My cousin, also a music geek, offered me a challenge one day. He played me a 20-second sample of bassist (not to be confused with the jazz trumpeter of the same name) Avishai Cohen’s Ever-Evolving Etude from his 2008 album Gently Disturbed, although I didn’t know the title at the time, nor would I have remembered the name. I wasn’t into jazz back then, much less what I was hearing here. It was unlike anything I’d ever heard before. It was unconventional, complex, difficult to parse. The bass and piano threw forth a fury of notes that seemed, to my untrained ear, to have the rhythmic logic and constancy of a person trying to kill a particularly evasive mosquito.

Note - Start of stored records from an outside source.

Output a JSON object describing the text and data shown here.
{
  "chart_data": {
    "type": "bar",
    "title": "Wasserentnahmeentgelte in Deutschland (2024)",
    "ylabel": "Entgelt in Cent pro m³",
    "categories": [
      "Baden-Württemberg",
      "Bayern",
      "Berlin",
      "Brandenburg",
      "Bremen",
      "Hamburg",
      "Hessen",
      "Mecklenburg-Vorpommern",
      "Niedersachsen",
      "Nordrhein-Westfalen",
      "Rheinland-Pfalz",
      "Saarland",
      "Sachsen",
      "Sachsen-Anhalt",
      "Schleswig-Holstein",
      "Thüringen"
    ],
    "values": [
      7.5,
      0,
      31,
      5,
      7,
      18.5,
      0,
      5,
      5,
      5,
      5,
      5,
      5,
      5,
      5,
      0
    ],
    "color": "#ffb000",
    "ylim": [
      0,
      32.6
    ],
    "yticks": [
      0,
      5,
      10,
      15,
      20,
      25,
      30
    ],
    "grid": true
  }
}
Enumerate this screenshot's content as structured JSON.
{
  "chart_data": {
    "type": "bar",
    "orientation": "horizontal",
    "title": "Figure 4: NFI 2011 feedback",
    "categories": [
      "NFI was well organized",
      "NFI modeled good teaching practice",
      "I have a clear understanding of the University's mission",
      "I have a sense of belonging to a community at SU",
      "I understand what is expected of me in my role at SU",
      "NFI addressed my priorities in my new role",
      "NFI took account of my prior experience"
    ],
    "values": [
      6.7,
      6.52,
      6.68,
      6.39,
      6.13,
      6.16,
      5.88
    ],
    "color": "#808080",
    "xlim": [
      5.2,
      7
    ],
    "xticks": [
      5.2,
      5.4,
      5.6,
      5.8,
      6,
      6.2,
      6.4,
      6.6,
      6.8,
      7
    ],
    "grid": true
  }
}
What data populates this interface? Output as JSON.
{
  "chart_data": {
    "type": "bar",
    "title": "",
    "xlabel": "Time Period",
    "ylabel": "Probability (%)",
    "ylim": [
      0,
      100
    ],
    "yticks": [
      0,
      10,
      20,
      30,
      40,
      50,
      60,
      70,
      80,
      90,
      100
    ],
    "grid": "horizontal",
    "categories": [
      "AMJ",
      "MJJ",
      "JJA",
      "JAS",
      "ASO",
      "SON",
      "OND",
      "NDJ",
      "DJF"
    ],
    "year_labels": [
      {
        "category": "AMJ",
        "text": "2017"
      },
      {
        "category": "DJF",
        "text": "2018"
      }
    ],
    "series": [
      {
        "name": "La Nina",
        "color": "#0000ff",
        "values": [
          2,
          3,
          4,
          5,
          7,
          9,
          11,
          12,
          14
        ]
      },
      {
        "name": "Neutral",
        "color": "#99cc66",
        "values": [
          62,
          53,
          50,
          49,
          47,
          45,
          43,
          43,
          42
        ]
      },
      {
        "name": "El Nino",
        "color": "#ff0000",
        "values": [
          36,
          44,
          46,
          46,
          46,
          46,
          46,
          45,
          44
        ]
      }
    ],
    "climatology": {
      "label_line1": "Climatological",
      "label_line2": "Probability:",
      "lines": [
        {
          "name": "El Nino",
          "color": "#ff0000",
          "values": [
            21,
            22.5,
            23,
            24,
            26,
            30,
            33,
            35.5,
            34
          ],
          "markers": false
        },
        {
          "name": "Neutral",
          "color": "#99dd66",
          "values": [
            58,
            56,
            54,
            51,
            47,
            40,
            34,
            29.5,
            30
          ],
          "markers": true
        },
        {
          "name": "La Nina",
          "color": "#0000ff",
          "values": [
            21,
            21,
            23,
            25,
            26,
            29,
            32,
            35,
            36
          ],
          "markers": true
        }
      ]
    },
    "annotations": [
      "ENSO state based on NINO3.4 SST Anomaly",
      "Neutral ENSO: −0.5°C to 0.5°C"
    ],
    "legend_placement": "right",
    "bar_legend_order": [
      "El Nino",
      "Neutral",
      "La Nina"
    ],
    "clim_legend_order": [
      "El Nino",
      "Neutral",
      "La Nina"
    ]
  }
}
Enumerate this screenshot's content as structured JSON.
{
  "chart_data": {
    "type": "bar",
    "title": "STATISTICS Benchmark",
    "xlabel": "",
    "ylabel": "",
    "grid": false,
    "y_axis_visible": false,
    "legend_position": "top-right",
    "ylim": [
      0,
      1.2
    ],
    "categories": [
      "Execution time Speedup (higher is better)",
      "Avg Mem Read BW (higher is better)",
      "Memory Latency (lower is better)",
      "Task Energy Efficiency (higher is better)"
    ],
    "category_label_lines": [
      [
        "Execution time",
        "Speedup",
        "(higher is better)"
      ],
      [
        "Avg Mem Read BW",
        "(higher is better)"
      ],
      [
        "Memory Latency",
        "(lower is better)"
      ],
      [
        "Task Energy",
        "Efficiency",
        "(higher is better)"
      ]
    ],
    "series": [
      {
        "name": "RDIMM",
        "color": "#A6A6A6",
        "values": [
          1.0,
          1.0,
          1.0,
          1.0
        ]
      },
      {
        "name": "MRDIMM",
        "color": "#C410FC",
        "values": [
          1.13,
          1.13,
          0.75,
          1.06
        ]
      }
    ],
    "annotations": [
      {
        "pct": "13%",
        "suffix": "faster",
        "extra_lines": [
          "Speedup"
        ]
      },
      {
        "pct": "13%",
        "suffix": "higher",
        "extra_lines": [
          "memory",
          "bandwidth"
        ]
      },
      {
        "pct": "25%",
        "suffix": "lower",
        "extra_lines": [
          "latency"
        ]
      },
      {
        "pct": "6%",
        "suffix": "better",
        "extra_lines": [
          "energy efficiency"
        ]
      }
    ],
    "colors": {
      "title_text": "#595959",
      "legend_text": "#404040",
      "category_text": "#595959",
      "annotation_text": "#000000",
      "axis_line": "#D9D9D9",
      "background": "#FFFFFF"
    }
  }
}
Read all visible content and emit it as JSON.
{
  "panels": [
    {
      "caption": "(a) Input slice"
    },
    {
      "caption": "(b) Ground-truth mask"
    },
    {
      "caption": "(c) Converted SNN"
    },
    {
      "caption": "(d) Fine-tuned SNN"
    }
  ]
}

It was chaotic, furious and wonderful.

What kept it grounded for me were the pitches, satisfyingly tonal, and the timbre, new to my ear at the time, of bass and piano playing in unison, to which I am now much more accustomed.

He asked what the time signature was. When I couldn’t figure it out, he said he’d be better off not knowing anyway; how can you enjoy it if you’re counting?

Flash forward six or seven years. I’m in the final year of my music degree and the great New York drummer John Riley is making an appearance at our school. During a large portion of his lecture, Riley deconstructs the very excerpt my cousin had showed me years earlier.

And so, I learned the answer.

I gained a lot from that lecture, but to this day I cannot count the pulse of the Ever-Evolving Etude and certainly couldn’t notate it. Not on my life. And it really is better like that.

As my ears grew (both figuratively and literally), I started to hear Cohen’s music differently. Although I always heard, and still hear, the progressive and fusion elements in it, I started to hear elements of Latin American music; when I hear a heavily syncopated vamp and complex, adventurous percussion, what else comes to mind but salsa? This is especially true on the album Unity, on which Antonio Sanchez, compared by some to an octopus for his remarkable limb independence, is responsible for the drumming.

You can explore Cohen’s music for yourself, in preparation for his Toronto appearance on June 30 at the St. Lawrence Centre.

There’s no shortage of out-of-towners I’m excited to see listed for the festival – among them Laila Biali, Phil Dwyer, Mark McLean’s Playground and Robert Glasper, the latter two of whom I’ve been lucky to see perform in person on more than one delightful occasion – but if I wrote about every single one, I would be here all night.

I also must reluctantly mention that Rich Brown’s rinsethealgorithm, about whom I’ve written in the past, will be playing a reunion show at The Rex on Canada Day after four years apart. I say “reluctantly” because I hate crowds; my rates of happiness are generally inversely proportional to my proximity to strangers’ bodies. Yet I will, and must, bear it for the music: rinsethealgorithm is back, and everyone who wants to know must know. Downbeat at 8pm.

Enjoy the festival, friends. Plan your routes carefully and buy your tickets early. May your ears be well-fed, and may your lines of vision be unobstructed.